Como justificativa para restringir o comércio, estes países alegam que o Brasil é livre da febre aftosa apenas por intermédio da vacinação, muito embora não existam indícios científicos que sustentem o perigo de ingestão de carne proveniente de animais vacinados. Não consta que os membros das embaixadas destes países evitem nossas churrascarias com medo da procedência da carne. Trata-se, em português claro, de puro e simples protecionismo: usar uma barreira sanitária – ainda que tecnicamente insustentável – para favorecer a defesa do mercado local, violando as regras da Organização Mundial do Comércio.

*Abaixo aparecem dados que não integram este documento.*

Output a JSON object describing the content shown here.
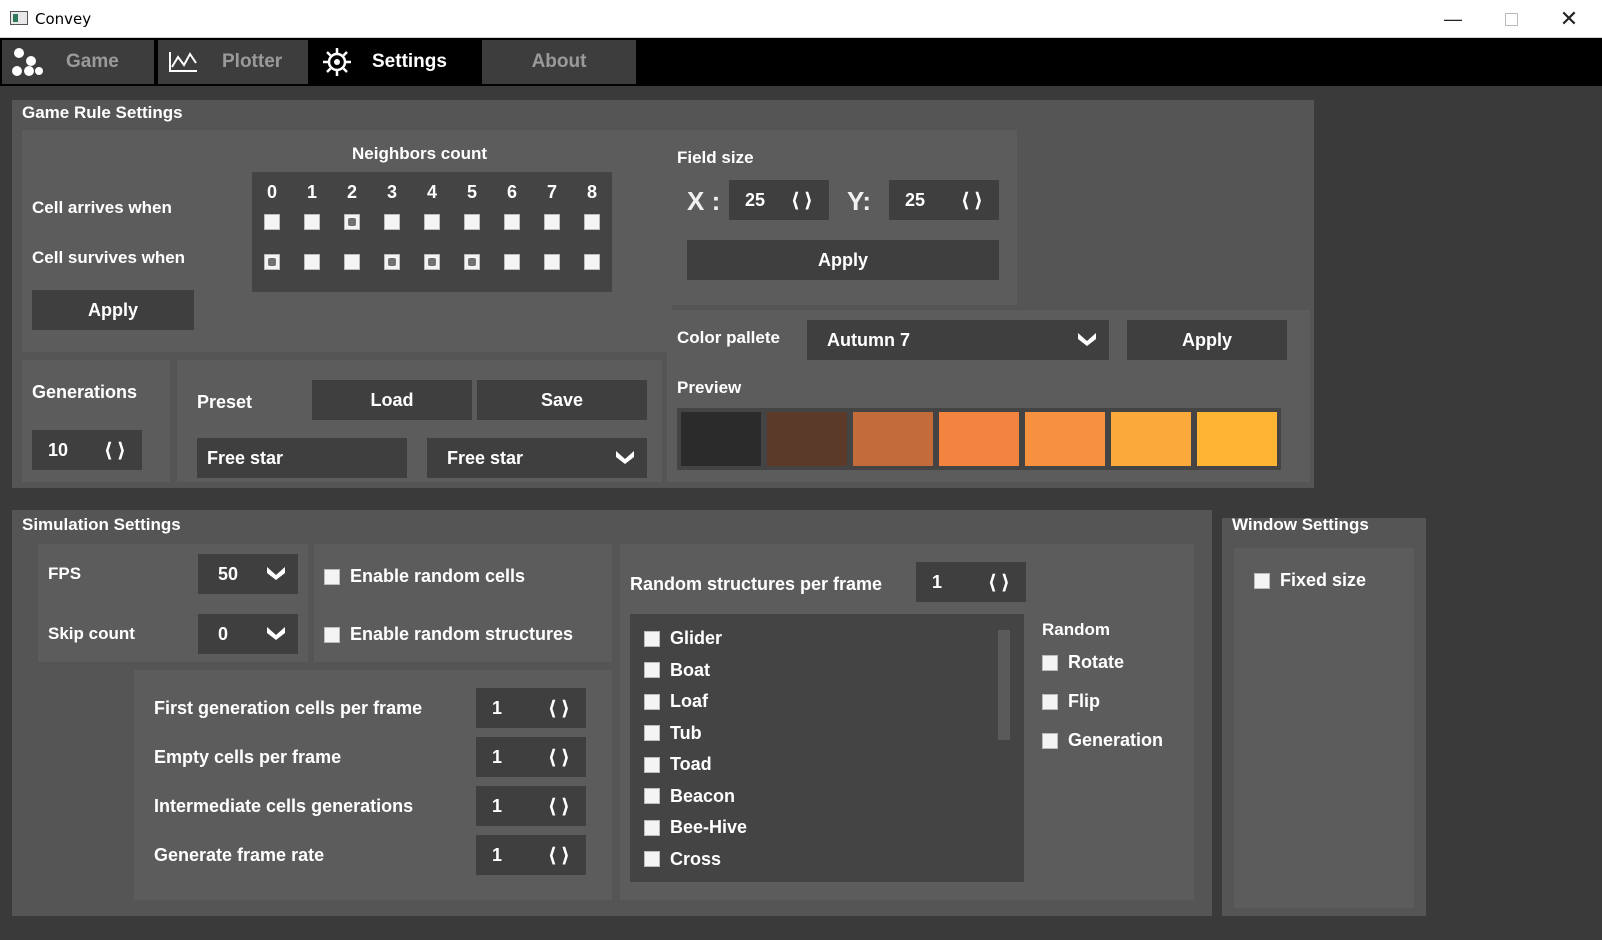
{
  "window": {
    "title": "Convey"
  },
  "tabs": [
    {
      "label": "Game",
      "icon": "cells-icon",
      "active": false
    },
    {
      "label": "Plotter",
      "icon": "plot-icon",
      "active": false
    },
    {
      "label": "Settings",
      "icon": "gear-icon",
      "active": true
    },
    {
      "label": "About",
      "icon": "",
      "active": false
    }
  ],
  "game_rules": {
    "title": "Game Rule Settings",
    "neighbors_header": "Neighbors count",
    "neighbor_numbers": [
      "0",
      "1",
      "2",
      "3",
      "4",
      "5",
      "6",
      "7",
      "8"
    ],
    "arrives_label": "Cell arrives when",
    "survives_label": "Cell survives when",
    "arrives_checked": [
      false,
      false,
      true,
      false,
      false,
      false,
      false,
      false,
      false
    ],
    "survives_checked": [
      true,
      false,
      false,
      true,
      true,
      true,
      false,
      false,
      false
    ],
    "apply_label": "Apply"
  },
  "field_size": {
    "title": "Field size",
    "x_label": "X :",
    "x_value": "25",
    "y_label": "Y:",
    "y_value": "25",
    "apply_label": "Apply"
  },
  "color_pallete": {
    "label": "Color pallete",
    "selected": "Autumn 7",
    "apply_label": "Apply",
    "preview_label": "Preview",
    "colors": [
      "#2b2b2b",
      "#5c3a2a",
      "#c46b3c",
      "#f28440",
      "#f6913f",
      "#fba93a",
      "#ffb533"
    ]
  },
  "generations": {
    "label": "Generations",
    "value": "10"
  },
  "preset": {
    "label": "Preset",
    "load_label": "Load",
    "save_label": "Save",
    "name_value": "Free star",
    "selected": "Free star"
  },
  "simulation": {
    "title": "Simulation Settings",
    "fps_label": "FPS",
    "fps_value": "50",
    "skip_label": "Skip count",
    "skip_value": "0",
    "enable_random_cells": "Enable random cells",
    "enable_random_structures": "Enable random structures",
    "first_gen_label": "First generation cells per frame",
    "first_gen_value": "1",
    "empty_cells_label": "Empty cells per frame",
    "empty_cells_value": "1",
    "intermediate_label": "Intermediate cells generations",
    "intermediate_value": "1",
    "frame_rate_label": "Generate frame rate",
    "frame_rate_value": "1",
    "rsp_label": "Random structures per frame",
    "rsp_value": "1",
    "structures": [
      "Glider",
      "Boat",
      "Loaf",
      "Tub",
      "Toad",
      "Beacon",
      "Bee-Hive",
      "Cross"
    ],
    "random_title": "Random",
    "random_options": [
      "Rotate",
      "Flip",
      "Generation"
    ]
  },
  "window_settings": {
    "title": "Window Settings",
    "fixed_size": "Fixed size"
  }
}
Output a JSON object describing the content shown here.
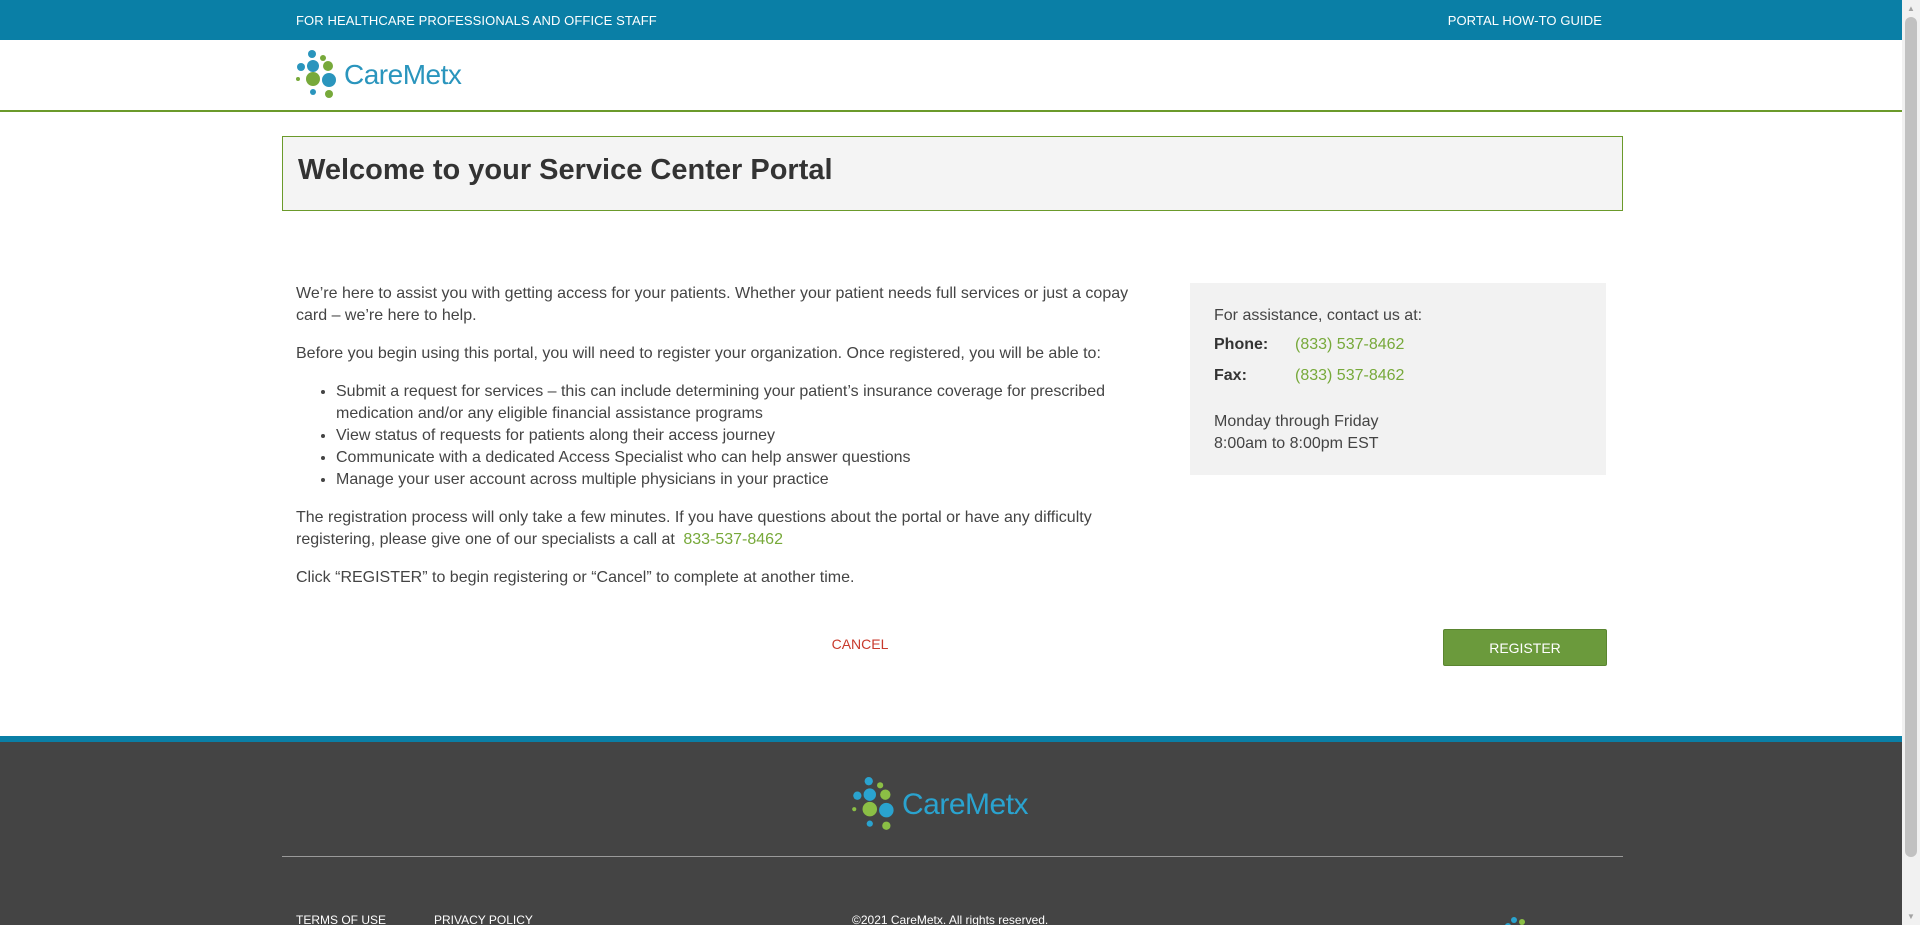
{
  "topbar": {
    "audience": "FOR HEALTHCARE PROFESSIONALS AND OFFICE STAFF",
    "guide_link": "PORTAL HOW-TO GUIDE"
  },
  "brand": {
    "logo_text": "CareMetx",
    "colors": {
      "teal": "#0a7fa6",
      "green": "#6b9a3c",
      "dark": "#444444"
    }
  },
  "welcome": {
    "title": "Welcome to your Service Center Portal"
  },
  "intro": {
    "p1": "We’re here to assist you with getting access for your patients. Whether your patient needs full services or just a copay card – we’re here to help.",
    "p2": "Before you begin using this portal, you will need to register your organization. Once registered, you will be able to:",
    "bullets": [
      "Submit a request for services – this can include determining your patient’s insurance coverage for prescribed medication and/or any eligible financial assistance programs",
      "View status of requests for patients along their access journey",
      "Communicate with a dedicated Access Specialist who can help answer questions",
      "Manage your user account across multiple physicians in your practice"
    ],
    "p3": "The registration process will only take a few minutes. If you have questions about the portal or have any difficulty registering, please give one of our specialists a call at",
    "p3_phone": "833-537-8462",
    "p4": "Click “REGISTER” to begin registering or “Cancel” to complete at another time."
  },
  "contact": {
    "heading": "For assistance, contact us at:",
    "phone_label": "Phone:",
    "phone": "(833) 537-8462",
    "fax_label": "Fax:",
    "fax": "(833) 537-8462",
    "days": "Monday through Friday",
    "hours": "8:00am to 8:00pm EST"
  },
  "actions": {
    "cancel": "CANCEL",
    "register": "REGISTER"
  },
  "footer": {
    "logo_text": "CareMetx",
    "terms": "TERMS OF USE",
    "privacy": "PRIVACY POLICY",
    "copyright": "©2021 CareMetx. All rights reserved."
  },
  "icons": {
    "logo_mark": "caremetx-dots-icon",
    "scroll_up": "scroll-up-arrow-icon",
    "scroll_down": "scroll-down-arrow-icon"
  }
}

Outra regra internacional de comércio desrespeitada por estes países é o chamado “princípio da regionalização”, que é garantido pelos tratados internacionais de comércio. Vejam a distorção: quando, por exemplo, ocorre um problema sanitário na Bélgica, as exportações da Alemanha continuam em vigor – pois obviamente são países diferentes, muito embora fronteiriços; entretanto, quando há um problema isolado no Paraná, fecham-se as exportações do MS e de todos os Estados brasileiros, mesmo que estes estejam muitas vezes a milhares de quilômetros de distância. Ora, o Brasil é um país continental dentro do qual cabe toda a Europa, mas a má vontade, cara ao protecionismo, reluta em enxergar a realidade sanitária particular a cada região nacional.

Talvez tenha chegado o momento de fazermos –produtores, indústria frigorífica, especialistas, governos estadual e federal – uma discussão mais ampla sobre a estratégia de acesso a estes mercados. O descumprimento das regras internacionais de comércio, por parte de alguns países, impõe ao Brasil e ao MS uma injusta barreira ao desenvolvimento. No passado, o Itamaraty logrou êxito ao levar ao órgão de solução de controvérsias da OMC os casos do algodão, do frango, do suco de laranja, entre outros. Quem sabe não seja o momento de endurecer o jogo e comprar a briga pela abertura do mercado mundial de carne bovina?

(*) Pedro Pedrossian Neto, 32, economista, é mestre e professor de Economia Política pela PUC-SP e superintendente de indústria da Seprotur de MS.